Part 39 (1/2)
'No, indeed,' said Elizabeth.
'However, it was not quite so bad as this,' said Anne.
'But do tell us what it was,' said Elizabeth, 'or I shall think it something uncommonly shocking.'
'I never spoke of it since, because I was too much ashamed,' said Anne; 'and it was very silly of me to do so now.'
'But when was it?' said Elizabeth.
'Two years ago,' said Anne, 'when you were all staying at Merton Hall, just before that nice nursery-maid of yours, Susan, married our man Evans.'
'Yes, I remember,' said Elizabeth; 'but what has that to do with your crime, whatever it may be?'
'A great deal,' said Anne; 'do not you recollect our hunting all over the garden one day for Winifred and Dora, and at last our asking old Ambrose whether he had seen them?'
'Oh yes, I think I do,' said Elizabeth; 'and he said that he had seen Susan and the children go down the blind walk. Then I said Dora had talked of seeing a blackbird's nest there, and he answered, with a most comical look, 'Ah! ha! Miss Woodbourne, I fancy they be two-legged blackbirds as Susan is gone to see.''
'Why, blackbirds have but two legs,' said Helen, looking mystified; 'what did he mean'?'
'That is exactly what Kate said,' said Elizabeth; 'but really I thought you were sharper, Helen. Cannot you guess?'
'Not in the least,' said Helen.
'That Evans was clipping the hedges,' said Anne.
Elizabeth and Anne indulged in a good laugh at Helen, as much as at Ambrose, and presently Elizabeth said, 'Well, but, Anne, where is your crime?'
'Oh! I thought you had remembered, and would spare me,' said Anne.
'But we have not,' said Elizabeth; 'so now for it.'
'Then if I am to tell,' said Anne, 'do not you recollect that I began to tell Rupert the story in the middle of dinner, when all the servants were there?'
'O Anne, I never fancied you such a goose!' said Elizabeth.
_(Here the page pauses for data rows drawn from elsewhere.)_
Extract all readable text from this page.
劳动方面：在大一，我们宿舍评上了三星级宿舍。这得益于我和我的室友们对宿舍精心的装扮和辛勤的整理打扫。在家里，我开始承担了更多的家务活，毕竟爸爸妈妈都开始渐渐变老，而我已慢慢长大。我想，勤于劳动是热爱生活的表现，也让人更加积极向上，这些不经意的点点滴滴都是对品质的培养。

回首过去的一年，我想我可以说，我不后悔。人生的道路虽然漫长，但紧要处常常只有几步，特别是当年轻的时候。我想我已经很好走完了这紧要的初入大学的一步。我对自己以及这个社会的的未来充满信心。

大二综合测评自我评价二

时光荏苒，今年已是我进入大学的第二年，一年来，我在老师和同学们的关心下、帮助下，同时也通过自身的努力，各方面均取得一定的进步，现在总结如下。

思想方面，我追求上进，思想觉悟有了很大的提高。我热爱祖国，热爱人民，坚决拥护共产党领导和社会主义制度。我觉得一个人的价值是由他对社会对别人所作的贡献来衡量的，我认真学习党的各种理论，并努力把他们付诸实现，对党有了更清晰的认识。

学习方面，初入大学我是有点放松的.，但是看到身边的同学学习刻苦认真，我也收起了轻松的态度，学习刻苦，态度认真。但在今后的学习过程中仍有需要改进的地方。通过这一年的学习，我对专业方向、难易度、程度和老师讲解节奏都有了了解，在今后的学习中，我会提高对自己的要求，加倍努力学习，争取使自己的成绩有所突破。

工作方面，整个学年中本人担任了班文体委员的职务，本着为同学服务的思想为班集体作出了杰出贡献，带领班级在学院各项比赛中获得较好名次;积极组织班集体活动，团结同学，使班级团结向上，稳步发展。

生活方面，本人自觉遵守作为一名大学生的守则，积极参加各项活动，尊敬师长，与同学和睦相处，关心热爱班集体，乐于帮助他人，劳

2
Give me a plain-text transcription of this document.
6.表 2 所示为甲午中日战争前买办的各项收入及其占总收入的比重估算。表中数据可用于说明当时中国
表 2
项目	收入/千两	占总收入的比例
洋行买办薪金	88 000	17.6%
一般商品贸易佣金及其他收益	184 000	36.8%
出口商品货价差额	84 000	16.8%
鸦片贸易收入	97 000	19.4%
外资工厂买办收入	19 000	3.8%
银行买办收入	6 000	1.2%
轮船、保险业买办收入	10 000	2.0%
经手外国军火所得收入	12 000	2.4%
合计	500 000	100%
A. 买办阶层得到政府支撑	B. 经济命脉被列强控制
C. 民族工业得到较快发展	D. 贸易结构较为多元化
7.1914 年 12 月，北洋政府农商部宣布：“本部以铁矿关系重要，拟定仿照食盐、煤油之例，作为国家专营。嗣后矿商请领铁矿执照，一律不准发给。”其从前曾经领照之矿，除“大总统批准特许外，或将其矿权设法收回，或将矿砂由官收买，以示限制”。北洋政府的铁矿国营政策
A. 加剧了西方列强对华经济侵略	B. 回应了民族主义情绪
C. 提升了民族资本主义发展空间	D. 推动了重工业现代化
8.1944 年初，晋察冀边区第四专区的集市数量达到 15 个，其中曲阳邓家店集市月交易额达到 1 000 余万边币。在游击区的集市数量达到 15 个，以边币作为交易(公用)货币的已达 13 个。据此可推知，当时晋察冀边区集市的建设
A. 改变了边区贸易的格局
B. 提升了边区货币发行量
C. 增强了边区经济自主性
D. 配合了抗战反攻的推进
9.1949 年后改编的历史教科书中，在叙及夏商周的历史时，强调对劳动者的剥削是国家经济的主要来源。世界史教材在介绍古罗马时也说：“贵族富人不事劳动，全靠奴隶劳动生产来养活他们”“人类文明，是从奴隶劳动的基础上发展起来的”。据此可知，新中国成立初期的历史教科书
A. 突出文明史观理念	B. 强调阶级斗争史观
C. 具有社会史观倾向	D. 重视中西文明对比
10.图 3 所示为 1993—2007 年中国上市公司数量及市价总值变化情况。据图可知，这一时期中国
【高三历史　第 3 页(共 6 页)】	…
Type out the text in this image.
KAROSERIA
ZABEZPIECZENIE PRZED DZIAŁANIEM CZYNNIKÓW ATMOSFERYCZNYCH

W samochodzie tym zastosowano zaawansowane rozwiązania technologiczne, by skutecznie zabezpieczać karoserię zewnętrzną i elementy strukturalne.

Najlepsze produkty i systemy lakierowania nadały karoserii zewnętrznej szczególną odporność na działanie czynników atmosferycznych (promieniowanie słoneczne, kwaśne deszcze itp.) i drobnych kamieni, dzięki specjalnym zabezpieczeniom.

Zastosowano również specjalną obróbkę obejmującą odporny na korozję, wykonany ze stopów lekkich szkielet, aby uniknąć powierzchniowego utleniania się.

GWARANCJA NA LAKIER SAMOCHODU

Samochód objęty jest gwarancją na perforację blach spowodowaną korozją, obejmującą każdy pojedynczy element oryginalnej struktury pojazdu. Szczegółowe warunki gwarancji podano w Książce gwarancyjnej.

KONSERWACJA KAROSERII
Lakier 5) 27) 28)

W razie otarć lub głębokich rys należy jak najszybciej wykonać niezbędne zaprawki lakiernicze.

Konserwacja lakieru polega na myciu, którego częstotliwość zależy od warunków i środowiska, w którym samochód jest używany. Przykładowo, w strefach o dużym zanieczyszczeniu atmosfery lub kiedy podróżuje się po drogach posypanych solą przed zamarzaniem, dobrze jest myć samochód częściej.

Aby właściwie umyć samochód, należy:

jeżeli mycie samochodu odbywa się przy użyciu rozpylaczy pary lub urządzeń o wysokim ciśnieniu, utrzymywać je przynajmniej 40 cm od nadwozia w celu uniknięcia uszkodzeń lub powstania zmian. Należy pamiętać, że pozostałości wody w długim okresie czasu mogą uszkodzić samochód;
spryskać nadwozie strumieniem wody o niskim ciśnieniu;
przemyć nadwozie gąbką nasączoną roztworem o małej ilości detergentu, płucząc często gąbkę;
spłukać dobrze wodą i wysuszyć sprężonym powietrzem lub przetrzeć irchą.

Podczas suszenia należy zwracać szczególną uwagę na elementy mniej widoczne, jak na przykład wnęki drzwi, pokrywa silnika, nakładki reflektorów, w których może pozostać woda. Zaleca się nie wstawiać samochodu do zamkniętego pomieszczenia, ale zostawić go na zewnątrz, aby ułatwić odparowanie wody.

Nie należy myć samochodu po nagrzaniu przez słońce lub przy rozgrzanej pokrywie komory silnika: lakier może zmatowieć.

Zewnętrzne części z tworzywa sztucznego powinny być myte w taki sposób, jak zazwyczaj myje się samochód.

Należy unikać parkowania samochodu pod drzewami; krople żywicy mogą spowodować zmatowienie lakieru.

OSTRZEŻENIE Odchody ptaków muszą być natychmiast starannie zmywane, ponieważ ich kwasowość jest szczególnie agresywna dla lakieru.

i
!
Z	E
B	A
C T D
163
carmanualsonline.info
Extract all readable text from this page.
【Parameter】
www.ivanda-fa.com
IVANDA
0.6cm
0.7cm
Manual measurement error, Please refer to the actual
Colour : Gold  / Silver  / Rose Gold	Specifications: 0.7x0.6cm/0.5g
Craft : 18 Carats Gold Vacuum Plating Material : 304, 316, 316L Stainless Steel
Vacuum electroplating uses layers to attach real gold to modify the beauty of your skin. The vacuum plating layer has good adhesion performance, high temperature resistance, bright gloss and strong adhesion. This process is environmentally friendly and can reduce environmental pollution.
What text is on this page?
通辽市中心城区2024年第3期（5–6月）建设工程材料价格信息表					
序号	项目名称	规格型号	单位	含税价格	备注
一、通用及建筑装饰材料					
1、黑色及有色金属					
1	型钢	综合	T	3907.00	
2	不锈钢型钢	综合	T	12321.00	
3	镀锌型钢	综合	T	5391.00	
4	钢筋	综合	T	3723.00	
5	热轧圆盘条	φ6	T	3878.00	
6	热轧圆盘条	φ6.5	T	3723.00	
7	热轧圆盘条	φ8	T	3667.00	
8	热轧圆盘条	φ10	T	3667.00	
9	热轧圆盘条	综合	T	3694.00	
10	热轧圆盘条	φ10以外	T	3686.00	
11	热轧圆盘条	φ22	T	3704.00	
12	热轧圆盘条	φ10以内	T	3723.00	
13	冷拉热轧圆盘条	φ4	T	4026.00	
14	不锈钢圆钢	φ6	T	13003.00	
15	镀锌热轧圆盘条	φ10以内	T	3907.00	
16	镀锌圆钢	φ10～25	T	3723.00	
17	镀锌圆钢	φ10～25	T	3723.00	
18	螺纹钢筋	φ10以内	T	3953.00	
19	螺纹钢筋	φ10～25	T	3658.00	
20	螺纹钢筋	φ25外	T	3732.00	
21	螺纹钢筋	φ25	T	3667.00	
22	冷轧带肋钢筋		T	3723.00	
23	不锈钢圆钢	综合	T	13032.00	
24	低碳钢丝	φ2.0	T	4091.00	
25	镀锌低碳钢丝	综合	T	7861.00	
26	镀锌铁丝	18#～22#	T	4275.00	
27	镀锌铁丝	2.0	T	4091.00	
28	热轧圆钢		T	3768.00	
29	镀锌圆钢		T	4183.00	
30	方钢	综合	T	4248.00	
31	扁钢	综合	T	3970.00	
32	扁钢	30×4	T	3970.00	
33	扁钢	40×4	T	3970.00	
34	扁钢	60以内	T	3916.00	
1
'My delinquencies made very little impression on you, then,' said Anne; 'I went on very fluently with the story till just as I had p.r.o.nounced the words, ”two-legged blackbirds,” I saw Uncle Woodbourne's eye upon me, as he sat just opposite, with all its cold heavy sternness of expression, and at the same moment I heard a strange suppressed snort behind my chair.'
'Poor creature!' said Elizabeth; 'but you certainly deserved it.'
'I was ready to sink under the table,' said Anne; 'I did not dare to look up to Papa or Mamma, and I have been very much obliged to Mamma ever since for never alluding to that terrible dinner.'
'It is a regular proof that Fun is one of the most runaway horses in existence,' said Elizabeth; 'very charming when well curbed, but if you give him the rein--'
'Yes, I have been learning that by sad experience all my life,' said Anne, with a sigh.
'You will never be silly enough to give him up, though,' said Elizabeth.
'Silly, do you call it?' said Helen.
'People think so differently on those matters,' said Anne.